M&A(mergers and acquisitions)とは、日本語に訳せば合併と買収のことである。特にアメリカの熾烈なM&Aの実態ー病院やマスコミもその対象となるーを引き合いに出しながらも、ボーダーレス化が進めば進むほど、逆に個々の企業文化のオリジナリティが問われると筆者は述べる。株式交換、営業譲渡などの実務的な話しは要を掴めなかったが、会社が人生の拠り所と考える向きの多い日本でも、M&Aは増えこそすれ減ることはないことを実感した。しかし日本企業の「経営体質改善」の前提として、アメリカやヨーロッパの企業は「狩猟民族的気質」であり、日本企業は「農耕民族的気質」であるとした論はいささか古すぎる感が否めなかった。

『IT革命のカラクリ:東大で月尾教授に聞く!』

月尾嘉男・田原総一朗『IT革命のカラクリ:東大で月尾教授に聞く!』(アスキー 2000)を読む。

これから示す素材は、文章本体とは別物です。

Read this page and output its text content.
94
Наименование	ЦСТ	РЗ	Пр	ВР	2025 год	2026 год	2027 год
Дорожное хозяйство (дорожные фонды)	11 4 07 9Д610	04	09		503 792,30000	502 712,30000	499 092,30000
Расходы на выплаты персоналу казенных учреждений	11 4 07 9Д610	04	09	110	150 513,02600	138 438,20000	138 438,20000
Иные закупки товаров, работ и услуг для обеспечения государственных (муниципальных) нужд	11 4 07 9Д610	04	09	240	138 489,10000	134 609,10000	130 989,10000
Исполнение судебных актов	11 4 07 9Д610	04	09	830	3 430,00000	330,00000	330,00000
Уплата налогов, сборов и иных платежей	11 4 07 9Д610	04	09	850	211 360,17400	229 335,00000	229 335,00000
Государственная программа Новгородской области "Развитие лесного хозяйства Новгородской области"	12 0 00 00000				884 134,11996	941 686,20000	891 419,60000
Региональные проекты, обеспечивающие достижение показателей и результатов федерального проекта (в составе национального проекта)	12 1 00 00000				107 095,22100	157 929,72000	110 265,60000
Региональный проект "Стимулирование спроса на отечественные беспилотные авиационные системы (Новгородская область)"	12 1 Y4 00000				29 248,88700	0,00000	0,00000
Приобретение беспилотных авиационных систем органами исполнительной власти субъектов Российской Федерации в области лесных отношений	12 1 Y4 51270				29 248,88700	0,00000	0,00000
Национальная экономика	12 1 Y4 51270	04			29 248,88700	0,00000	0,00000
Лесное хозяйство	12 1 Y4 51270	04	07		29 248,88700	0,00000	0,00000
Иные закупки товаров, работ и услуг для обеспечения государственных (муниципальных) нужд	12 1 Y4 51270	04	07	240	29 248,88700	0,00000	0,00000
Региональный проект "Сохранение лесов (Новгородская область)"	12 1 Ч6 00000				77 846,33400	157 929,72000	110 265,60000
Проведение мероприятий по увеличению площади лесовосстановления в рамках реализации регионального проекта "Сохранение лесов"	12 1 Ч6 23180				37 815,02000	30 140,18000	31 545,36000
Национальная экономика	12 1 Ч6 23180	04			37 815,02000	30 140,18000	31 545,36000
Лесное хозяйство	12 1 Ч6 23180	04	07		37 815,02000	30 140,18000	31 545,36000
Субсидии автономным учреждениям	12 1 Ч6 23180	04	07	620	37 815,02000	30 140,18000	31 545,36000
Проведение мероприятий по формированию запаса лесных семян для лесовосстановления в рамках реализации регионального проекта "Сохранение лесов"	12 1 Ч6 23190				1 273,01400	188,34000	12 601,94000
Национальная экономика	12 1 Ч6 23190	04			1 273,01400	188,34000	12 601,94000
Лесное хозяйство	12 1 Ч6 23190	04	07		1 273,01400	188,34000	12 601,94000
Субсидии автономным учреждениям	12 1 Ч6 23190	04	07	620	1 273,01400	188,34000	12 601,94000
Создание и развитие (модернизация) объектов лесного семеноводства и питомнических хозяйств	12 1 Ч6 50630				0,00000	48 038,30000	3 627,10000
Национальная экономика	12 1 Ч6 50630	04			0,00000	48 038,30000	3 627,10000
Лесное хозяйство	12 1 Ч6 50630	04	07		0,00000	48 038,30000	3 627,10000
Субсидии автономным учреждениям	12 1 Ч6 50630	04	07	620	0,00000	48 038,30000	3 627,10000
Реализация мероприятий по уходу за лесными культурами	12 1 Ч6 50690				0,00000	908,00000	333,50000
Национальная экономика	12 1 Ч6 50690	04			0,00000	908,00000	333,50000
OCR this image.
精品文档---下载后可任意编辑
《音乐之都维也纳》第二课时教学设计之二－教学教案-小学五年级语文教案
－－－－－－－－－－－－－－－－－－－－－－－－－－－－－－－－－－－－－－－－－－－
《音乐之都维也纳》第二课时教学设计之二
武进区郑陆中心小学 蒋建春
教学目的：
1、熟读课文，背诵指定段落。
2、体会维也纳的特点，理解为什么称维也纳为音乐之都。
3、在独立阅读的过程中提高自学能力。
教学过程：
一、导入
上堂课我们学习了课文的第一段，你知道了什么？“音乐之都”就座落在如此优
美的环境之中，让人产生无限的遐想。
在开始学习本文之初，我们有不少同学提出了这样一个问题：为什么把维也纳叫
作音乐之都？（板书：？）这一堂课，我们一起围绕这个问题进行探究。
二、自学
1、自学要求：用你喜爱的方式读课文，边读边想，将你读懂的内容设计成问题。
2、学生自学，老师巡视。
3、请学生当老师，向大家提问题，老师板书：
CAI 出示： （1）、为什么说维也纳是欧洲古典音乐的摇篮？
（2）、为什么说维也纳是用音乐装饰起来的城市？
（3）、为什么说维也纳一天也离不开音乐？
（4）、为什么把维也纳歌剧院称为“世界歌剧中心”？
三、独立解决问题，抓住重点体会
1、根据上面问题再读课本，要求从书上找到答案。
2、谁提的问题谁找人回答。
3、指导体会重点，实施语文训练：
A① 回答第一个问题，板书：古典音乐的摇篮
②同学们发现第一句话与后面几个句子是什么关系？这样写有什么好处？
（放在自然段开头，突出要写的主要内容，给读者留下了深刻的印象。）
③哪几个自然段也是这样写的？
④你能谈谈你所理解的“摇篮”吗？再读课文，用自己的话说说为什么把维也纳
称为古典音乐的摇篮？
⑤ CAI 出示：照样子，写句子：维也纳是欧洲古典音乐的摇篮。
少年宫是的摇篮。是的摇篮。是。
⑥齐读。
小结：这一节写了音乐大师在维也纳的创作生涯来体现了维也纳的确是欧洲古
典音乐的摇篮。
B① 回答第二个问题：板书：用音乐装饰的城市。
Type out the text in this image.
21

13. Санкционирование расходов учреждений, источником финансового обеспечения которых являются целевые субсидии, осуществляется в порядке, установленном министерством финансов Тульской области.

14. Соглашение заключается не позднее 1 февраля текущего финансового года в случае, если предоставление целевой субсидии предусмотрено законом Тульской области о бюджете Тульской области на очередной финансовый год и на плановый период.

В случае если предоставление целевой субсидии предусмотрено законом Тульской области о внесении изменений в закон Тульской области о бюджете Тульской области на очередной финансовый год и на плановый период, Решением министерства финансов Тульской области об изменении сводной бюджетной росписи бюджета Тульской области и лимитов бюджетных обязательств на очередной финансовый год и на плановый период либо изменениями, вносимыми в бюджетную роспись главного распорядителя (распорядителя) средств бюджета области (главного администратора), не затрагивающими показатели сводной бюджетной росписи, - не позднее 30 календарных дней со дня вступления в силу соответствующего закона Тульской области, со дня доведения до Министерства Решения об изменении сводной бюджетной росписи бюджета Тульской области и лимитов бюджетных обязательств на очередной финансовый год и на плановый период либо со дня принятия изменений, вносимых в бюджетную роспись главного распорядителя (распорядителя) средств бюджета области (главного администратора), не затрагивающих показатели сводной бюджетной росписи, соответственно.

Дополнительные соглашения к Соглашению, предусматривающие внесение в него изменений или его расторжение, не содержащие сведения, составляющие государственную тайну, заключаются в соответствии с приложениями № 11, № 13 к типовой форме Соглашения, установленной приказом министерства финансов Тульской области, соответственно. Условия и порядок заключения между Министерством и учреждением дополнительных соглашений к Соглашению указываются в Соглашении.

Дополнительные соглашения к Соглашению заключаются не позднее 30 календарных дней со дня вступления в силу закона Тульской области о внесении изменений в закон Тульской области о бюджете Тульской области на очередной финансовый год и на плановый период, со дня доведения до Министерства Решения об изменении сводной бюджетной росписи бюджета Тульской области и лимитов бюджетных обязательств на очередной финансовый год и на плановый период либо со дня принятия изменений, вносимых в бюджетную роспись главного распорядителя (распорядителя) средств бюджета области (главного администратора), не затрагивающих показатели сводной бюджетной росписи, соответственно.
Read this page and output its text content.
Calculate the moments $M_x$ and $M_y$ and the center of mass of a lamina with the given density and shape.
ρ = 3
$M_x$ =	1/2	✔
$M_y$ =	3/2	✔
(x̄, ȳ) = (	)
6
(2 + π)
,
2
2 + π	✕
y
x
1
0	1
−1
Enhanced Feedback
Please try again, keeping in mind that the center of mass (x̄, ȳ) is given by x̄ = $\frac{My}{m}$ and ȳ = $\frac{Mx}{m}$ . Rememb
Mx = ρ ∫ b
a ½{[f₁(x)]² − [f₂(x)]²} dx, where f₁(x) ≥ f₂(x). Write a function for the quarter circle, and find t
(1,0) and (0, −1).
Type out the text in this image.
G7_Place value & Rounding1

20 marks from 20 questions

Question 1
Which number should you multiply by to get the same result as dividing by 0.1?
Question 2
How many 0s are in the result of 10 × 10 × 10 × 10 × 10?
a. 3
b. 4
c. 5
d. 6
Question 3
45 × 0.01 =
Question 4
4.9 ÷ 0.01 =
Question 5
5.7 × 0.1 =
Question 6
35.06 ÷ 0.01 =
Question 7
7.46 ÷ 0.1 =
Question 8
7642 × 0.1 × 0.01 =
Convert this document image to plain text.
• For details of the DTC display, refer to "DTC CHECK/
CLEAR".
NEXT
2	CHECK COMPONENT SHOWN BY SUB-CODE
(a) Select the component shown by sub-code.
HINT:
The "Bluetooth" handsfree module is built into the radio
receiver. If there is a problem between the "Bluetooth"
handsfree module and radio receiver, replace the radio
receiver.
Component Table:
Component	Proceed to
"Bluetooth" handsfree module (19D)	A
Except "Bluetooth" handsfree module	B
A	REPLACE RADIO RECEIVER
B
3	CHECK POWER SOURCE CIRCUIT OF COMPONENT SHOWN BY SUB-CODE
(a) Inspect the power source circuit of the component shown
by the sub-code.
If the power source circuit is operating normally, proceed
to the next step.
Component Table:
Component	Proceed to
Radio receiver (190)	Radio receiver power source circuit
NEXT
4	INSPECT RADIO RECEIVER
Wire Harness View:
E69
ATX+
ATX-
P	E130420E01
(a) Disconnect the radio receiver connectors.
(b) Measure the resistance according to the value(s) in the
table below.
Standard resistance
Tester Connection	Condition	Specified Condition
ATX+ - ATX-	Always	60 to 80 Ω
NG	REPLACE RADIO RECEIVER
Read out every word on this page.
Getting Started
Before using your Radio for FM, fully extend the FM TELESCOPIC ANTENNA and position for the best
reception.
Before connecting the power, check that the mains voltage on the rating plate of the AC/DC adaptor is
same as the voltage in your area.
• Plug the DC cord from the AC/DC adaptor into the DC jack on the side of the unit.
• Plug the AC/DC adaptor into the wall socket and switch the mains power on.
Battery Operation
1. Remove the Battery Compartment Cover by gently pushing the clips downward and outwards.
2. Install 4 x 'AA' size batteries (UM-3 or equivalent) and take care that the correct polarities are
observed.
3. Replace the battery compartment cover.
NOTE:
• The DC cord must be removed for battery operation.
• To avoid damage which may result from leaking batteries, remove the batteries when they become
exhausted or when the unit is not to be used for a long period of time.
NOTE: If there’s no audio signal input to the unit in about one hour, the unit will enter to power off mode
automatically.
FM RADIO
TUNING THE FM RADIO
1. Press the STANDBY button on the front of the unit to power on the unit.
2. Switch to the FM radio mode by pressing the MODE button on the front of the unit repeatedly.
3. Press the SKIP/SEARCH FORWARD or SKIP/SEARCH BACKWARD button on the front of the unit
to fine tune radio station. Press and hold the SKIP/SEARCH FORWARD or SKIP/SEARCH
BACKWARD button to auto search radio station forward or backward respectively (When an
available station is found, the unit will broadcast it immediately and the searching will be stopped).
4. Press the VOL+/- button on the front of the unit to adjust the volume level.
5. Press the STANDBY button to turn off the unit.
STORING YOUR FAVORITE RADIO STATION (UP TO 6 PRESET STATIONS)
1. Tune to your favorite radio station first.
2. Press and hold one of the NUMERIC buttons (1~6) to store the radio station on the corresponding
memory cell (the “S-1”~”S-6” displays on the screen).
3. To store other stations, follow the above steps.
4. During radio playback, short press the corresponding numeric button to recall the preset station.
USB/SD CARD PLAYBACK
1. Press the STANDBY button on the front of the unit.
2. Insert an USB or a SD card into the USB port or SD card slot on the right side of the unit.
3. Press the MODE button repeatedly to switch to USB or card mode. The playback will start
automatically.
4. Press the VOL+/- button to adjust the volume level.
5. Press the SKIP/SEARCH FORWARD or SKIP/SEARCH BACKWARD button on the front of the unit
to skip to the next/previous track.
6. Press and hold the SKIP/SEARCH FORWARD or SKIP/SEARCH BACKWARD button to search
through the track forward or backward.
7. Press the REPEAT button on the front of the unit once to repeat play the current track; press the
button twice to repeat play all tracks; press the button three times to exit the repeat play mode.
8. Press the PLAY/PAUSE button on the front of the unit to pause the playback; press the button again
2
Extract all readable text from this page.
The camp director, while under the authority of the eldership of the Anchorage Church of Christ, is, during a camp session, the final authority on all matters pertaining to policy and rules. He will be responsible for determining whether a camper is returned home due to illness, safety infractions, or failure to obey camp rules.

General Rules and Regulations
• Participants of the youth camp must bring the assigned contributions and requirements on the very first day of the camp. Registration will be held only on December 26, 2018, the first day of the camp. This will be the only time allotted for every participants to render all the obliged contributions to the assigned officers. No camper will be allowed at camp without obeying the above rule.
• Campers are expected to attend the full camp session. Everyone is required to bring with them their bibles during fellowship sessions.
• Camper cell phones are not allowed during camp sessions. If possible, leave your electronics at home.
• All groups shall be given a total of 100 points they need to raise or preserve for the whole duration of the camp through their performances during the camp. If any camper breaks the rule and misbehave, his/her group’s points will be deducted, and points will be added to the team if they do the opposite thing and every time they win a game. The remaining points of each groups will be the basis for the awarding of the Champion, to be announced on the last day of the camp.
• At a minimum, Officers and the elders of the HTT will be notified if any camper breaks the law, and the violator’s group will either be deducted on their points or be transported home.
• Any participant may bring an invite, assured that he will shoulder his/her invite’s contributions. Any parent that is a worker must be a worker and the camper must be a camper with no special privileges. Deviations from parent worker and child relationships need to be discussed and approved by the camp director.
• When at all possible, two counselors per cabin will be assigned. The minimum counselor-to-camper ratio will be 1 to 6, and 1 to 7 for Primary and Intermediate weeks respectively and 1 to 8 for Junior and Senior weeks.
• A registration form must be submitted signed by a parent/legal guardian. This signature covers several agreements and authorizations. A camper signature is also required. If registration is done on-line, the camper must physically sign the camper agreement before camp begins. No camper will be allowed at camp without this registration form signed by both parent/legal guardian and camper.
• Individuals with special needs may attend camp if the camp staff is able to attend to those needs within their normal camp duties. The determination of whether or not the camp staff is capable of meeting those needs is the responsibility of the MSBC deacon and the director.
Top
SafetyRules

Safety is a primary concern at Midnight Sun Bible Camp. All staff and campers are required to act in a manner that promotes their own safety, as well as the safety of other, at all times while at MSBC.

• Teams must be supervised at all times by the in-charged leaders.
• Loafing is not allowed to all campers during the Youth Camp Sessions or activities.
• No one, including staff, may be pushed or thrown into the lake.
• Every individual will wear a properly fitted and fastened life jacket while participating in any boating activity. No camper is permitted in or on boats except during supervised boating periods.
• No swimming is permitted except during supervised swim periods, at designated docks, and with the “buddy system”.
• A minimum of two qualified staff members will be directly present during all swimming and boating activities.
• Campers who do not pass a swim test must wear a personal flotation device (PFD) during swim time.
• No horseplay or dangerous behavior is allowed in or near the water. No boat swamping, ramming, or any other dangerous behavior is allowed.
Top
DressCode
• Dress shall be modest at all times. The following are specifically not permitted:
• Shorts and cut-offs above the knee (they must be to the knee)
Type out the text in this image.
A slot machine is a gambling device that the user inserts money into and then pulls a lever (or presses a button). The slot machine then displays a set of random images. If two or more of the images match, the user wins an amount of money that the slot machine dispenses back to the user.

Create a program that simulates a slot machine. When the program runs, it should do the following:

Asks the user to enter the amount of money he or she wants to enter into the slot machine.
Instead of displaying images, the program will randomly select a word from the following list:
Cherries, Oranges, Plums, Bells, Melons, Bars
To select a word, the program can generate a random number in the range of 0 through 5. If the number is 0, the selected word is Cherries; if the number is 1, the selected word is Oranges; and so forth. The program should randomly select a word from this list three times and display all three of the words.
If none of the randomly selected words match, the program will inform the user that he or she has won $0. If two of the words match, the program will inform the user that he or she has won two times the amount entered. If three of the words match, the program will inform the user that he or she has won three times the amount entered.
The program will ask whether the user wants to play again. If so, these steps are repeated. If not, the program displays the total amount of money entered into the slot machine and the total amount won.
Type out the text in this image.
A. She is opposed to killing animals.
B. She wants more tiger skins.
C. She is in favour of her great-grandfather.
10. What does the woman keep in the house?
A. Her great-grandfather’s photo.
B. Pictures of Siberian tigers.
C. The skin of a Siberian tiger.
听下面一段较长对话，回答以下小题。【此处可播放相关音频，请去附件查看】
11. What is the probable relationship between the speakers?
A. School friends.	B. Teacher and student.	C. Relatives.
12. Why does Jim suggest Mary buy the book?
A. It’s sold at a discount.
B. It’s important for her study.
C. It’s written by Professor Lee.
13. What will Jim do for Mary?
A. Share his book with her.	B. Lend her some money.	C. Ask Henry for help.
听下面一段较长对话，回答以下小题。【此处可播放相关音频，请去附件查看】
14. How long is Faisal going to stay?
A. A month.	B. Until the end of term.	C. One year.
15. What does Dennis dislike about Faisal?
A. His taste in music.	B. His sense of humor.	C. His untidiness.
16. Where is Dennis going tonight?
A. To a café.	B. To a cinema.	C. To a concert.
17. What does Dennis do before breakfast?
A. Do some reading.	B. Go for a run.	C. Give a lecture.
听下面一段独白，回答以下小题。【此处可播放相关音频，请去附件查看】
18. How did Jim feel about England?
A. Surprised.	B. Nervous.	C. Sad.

月尾教授は毎週TBSラジオのゲストとして趣味のカヌーの話やグローバルスタンダードの実情について面白い話を紹介しており、気になっていた人だった。最近は耳にすることも少なくなったが、「IT革命」なるものは産業革命以降の大量・計画生産方式から、消費者主体の一品注文生産構造へ転換することだと月尾教授は定義付ける。フォード式の大量生産からデルコンピュータの一品生産への転換に象徴されているように、情報通信技術の進展だけを指すのではなく、産業構造そのものが大きく変わり、旧来のシステムが破壊されていく過程を表すのだ。また情報競争の発展は二番煎じ的なものを許さず、メディアを含めた中間的なものも大きく淘汰されていく。また教育も英語と論理学をベースに「違うものを発想する力」の育成が問われると述べる。